Quantitative Easing and Oregon

I mused to a colleague a while back that since fiscal stimulus is hard to do well and relatively slow, perhaps we would be better off if the feds just pumped massive amounts of liquidity into credit markets.  Well the Fed appears to have decided that it needed to be more aggressive on quantitative easing.  Will it work?  There needs to be borrowers for this capital that have productive uses for it and with recession in other parts of the world this demand will probably be muted.  But I think it is well worth the risk.  The rate at which we are shedding jobs is phenomenal and bold action is what is called for.

For Oregon this strategy may have a side benefit.  The value of the dollar is declining and this will make Oregon exports more competitive.  Since Oregon is particularly dependent on exports, this decline may be some help.

As seen on this nice NY Times graph the effects are immediate: long term debt just got cheaper. This should also help Oregonians buy homes and stay in their homes as mortgage rates come down.

3 comments:

Vanessa said...

Speaking of exports, what do you think about the article in the Oregonian this morning about Mexico raising tariffs on Xmas trees 20% in retaliation for Mexican Trucks no longer being allowed in the US?

Jeff said...

Last fall it started to be the case that businesses that wanted to expand can't get credit to do so.

By now things have changed. Even if businesses COULD get more credit to expand, do they want to expand anymore?
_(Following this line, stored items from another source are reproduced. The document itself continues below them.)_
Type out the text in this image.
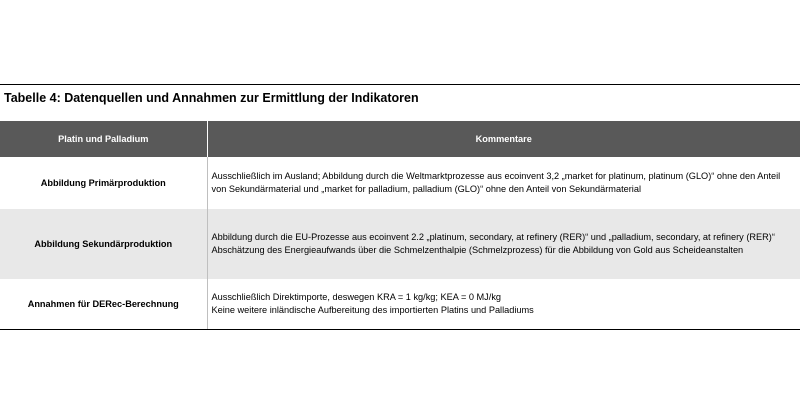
Tabelle 4: Datenquellen und Annahmen zur Ermittlung der Indikatoren
Platin und Palladium	Kommentare
Abbildung Primärproduktion	Ausschließlich im Ausland; Abbildung durch die Weltmarktprozesse aus ecoinvent 3,2 „market for platinum, platinum (GLO)“ ohne den Anteil von Sekundärmaterial und „market for palladium, palladium (GLO)“ ohne den Anteil von Sekundärmaterial

Abbildung Sekundärproduktion	Abbildung durch die EU-Prozesse aus ecoinvent 2.2 „platinum, secondary, at refinery (RER)“ und „palladium, secondary, at refinery (RER)“
Abschätzung des Energieaufwands über die Schmelzenthalpie (Schmelzprozess) für die Abbildung von Gold aus Scheideanstalten

Annahmen für DERec-Berechnung	Ausschließlich Direktimporte, deswegen KRA = 1 kg/kg; KEA = 0 MJ/kg
Keine weitere inländische Aufbereitung des importierten Platins und Palladiums
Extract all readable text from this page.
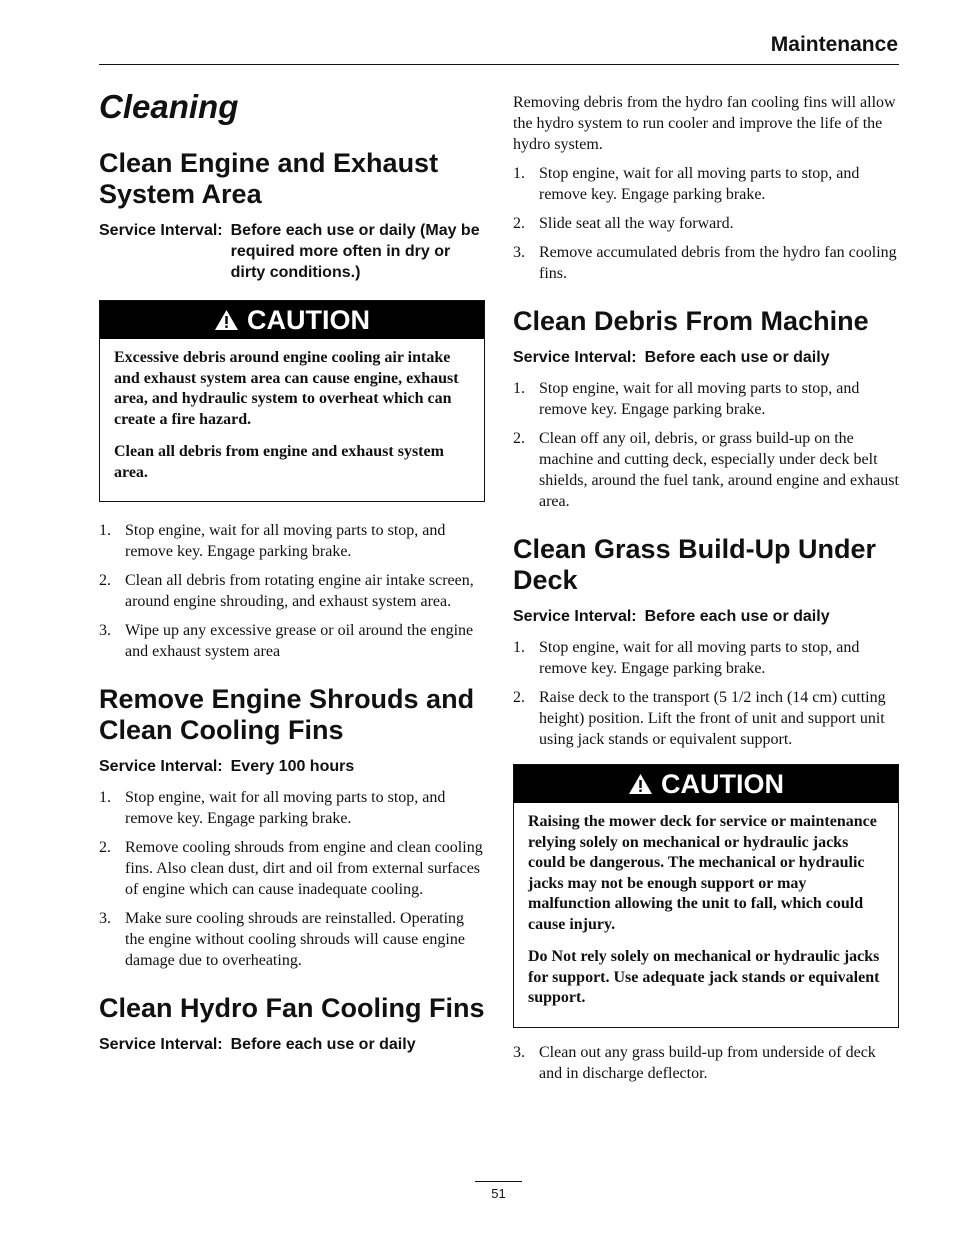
Maintenance
Cleaning
Clean Engine and Exhaust System Area
Service Interval: Before each use or daily (May be required more often in dry or dirty conditions.)
CAUTION

Excessive debris around engine cooling air intake and exhaust system area can cause engine, exhaust area, and hydraulic system to overheat which can create a fire hazard.

Clean all debris from engine and exhaust system area.

1. Stop engine, wait for all moving parts to stop, and remove key. Engage parking brake.
2. Clean all debris from rotating engine air intake screen, around engine shrouding, and exhaust system area.
3. Wipe up any excessive grease or oil around the engine and exhaust system area
Remove Engine Shrouds and Clean Cooling Fins
Service Interval: Every 100 hours
1. Stop engine, wait for all moving parts to stop, and remove key. Engage parking brake.
2. Remove cooling shrouds from engine and clean cooling fins. Also clean dust, dirt and oil from external surfaces of engine which can cause inadequate cooling.
3. Make sure cooling shrouds are reinstalled. Operating the engine without cooling shrouds will cause engine damage due to overheating.
Clean Hydro Fan Cooling Fins
Service Interval: Before each use or daily

Removing debris from the hydro fan cooling fins will allow the hydro system to run cooler and improve the life of the hydro system.

1. Stop engine, wait for all moving parts to stop, and remove key. Engage parking brake.
2. Slide seat all the way forward.
3. Remove accumulated debris from the hydro fan cooling fins.
Clean Debris From Machine
Service Interval: Before each use or daily
1. Stop engine, wait for all moving parts to stop, and remove key. Engage parking brake.
2. Clean off any oil, debris, or grass build-up on the machine and cutting deck, especially under deck belt shields, around the fuel tank, around engine and exhaust area.
Clean Grass Build-Up Under Deck
Service Interval: Before each use or daily
1. Stop engine, wait for all moving parts to stop, and remove key. Engage parking brake.
2. Raise deck to the transport (5 1/2 inch (14 cm) cutting height) position. Lift the front of unit and support unit using jack stands or equivalent support.
CAUTION

Raising the mower deck for service or maintenance relying solely on mechanical or hydraulic jacks could be dangerous. The mechanical or hydraulic jacks may not be enough support or may malfunction allowing the unit to fall, which could cause injury.

Do Not rely solely on mechanical or hydraulic jacks for support. Use adequate jack stands or equivalent support.

3. Clean out any grass build-up from underside of deck and in discharge deflector.
51
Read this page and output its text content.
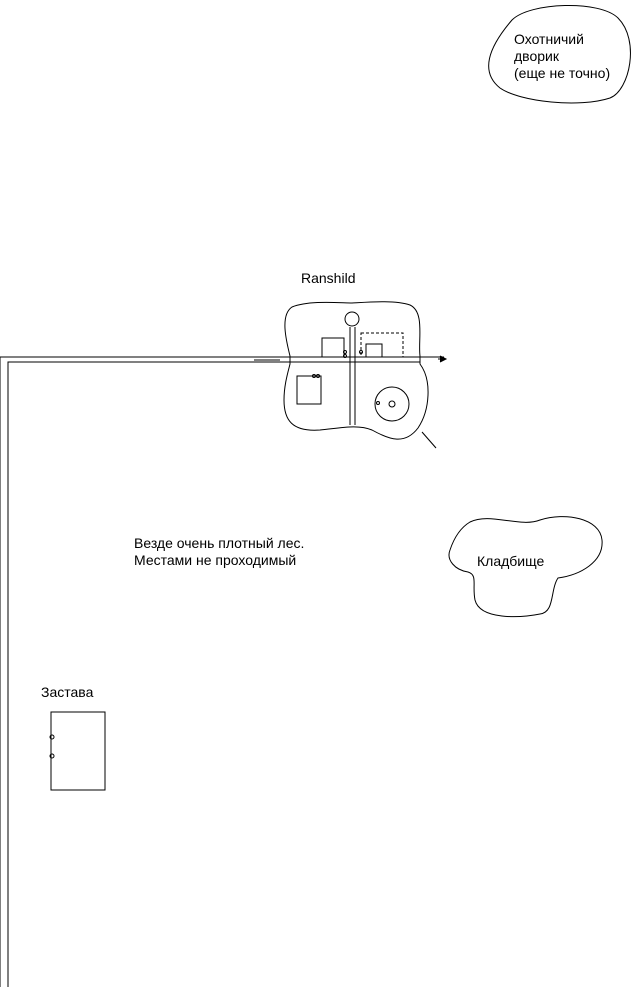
Охотничий
дворик
(еще не точно)
Ranshild
Везде очень плотный лес.
Местами не проходимый	Кладбище
Застава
If you were a retailer, is this the time to expand your store, or upgrade your equipment?

It's not a liquidity crisis anymore. It's more a question of whether ANYTHING is a good investment right now.

Everyone just wants to pay down their debt right now. Is there any business that really wants to invest?

Not sure that quantitative easing is going to help.... And it's also far from clear that any type of quantitative easing is going to work.

Patrick Emerson said...

Vanessa, I think that free trade benefits all participants, but this episode has shown that global capital markets need some sort of oversight. In general I don't like the creeping protectionist rhetoric.

Jeff, I think if credit is cheap enough there are always good investments and if credit is cheap enough there will be investment in general which will make individual investments pay off.